Palestinians on Wednesday commemorated the 76th anniversary of the Nakba, or “catastrophe,” drawing similarities between the mass wartime displacement of 1948 with the “misery” hundreds of thousands of families in Gaza have experienced during the latest ongoing conflict with Israel.
“Nakba” is an Arabic term used by Palestinians and their supporters to describe the time in which hundreds of thousands of Palestinians were forced out of their homes or fled during the war over the creation of Israel.
Israel contests the assertion that it forced out Palestinians. This year, Israelis marked the country’s Independence Day, or Yom Ha’atzmaut, from sunset on Monday to sunset Tuesday; while the modern state of Israel declared independence on May 14, 1948, the holiday is marked according to the Jewish calendar.
Some in Gaza lamented that the ongoing war between Israel and Hamas has been history repeating itself.
“In 1948, only certain people drank from the glass — but in the Nakba of 2024, every home in Gaza drank from the glass of death,” Ahmed Musleh, 44, said Wednesday in Khan Younis.
“The Nakba of 2024 is a trillion Nakbas.”
This year’s commemoration has been dominated by the plight of around two million Palestinians in Gaza, most of whom are living in temporary shelters after being displaced from their homes by the Israeli campaign, launched in the wake of the Oct. 7 Hamas-led attack on Israel.
Identity drawn from Nakba
The seven-month-long Israeli assault, which began after the Hamas-led attack killed some 1,200 people, has left much of the Gaza Strip a wasteland of rubble and wrecked buildings. Fighting has killed more than 35,000 Palestinians and displaced most of the population, drawing fears among many of a second Nakba, in which they would be forced from Gaza altogether.
“Today’s Nakba is destruction, today’s Nakba is general misery for everyone,” Musleh told CBC News in an interview. “Today’s Nakba changed the signs of life.”
The May 15 Nakba day commemoration marks the start of the 1948 war, when neighbouring Arab states attacked Israel a day after the new state declared its independence following the withdrawal of British forces.
The fighting lasted for months and cost thousands of lives, with almost 800,000 Palestinians fleeing their homes or drive away from villages in what is now Israel, most into makeshift camps like the ones now occupied by the displaced of Gaza.
Keeping the memory of the Nakba alive has been tantamount to the Palestinian identity. For some, the experience they’ve lived through in the last months have gone beyond what the stories they heard from their ancestors.
“This is a very painful anniversary for us, and now it’s happening all over again,” said Mohammed Issa, 30. “But on a bigger scale, and more destruction and emotional…. It hurts even more.”

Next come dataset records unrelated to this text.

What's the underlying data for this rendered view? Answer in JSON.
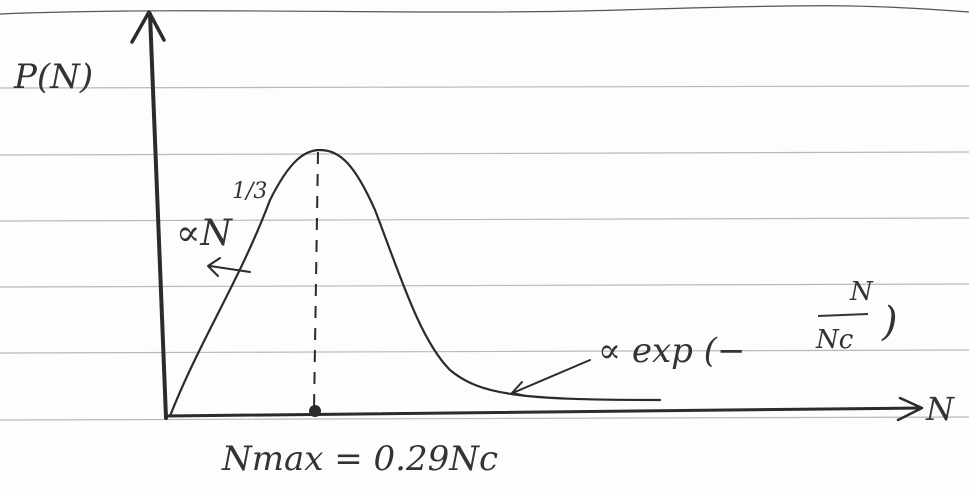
{
  "labels": {
    "y_axis": "P(N)",
    "x_axis": "N",
    "left_tail": "∝N^(1/3)",
    "left_tail_base": "∝N",
    "left_tail_exp": "1/3",
    "right_tail": "∝ exp(−N/Nc)",
    "right_tail_prefix": "∝ exp (−",
    "right_tail_num": "N",
    "right_tail_den": "Nc",
    "right_tail_suffix": ")",
    "peak": "Nmax = 0.29Nc"
  },
  "colors": {
    "ink": "#2b2b2b",
    "rule": "#b9b9b9",
    "paper": "#fdfdfb"
  }
}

This week, Israeli forces seized control of the Rafah border crossing — one of the main avenues for aid — and are preparing for a widely expected assault on the city, where more than one million people uprooted by the war have been sheltering.
Dwindling food and fuel stocks could force aid operations to grind to a halt within days in Gaza as vital crossings remain shut, forcing hospitals to close down and leading to more malnutrition, United Nations aid agencies said on Friday.
Issa, a former doctor, said he’s resorted to selling bags of juice on the streets to make money so he can feed his wife and two children. Other Palestinians said they have been living off old boxes of aid filled with canned goods like green beans and peas.
“When it finishes, I have no idea what we will do,” said Reem Abu Sabla, 35, who is sheltering in Khan Younis with his children. “It’s a big catastrophe…. If it wasn’t for the cans, I don’t know what we would have done.”
Over the last decades, dozens of refugee camps have grown into densely built up urban townships spread throughout the Middle East, where the 1948 refugees and their descendants make up almost half the total Palestinian population.
Today, more than 5.9 million Palestinians are registered as refugees in the West Bank, Gaza Strip, Jordan, Lebanon and Syria, according to figures from the United Nations.
Issa said refugees in 1948 were at least taken in by neighbouring countries and given a safe place to live. Today, he said, many Gazans feel trapped.
“Before, there were refugee areas we could go to but right now, there isn’t a safe place to go,” said Issa. “There’s no place to go outside … to Egypt, Syria or Lebanon.”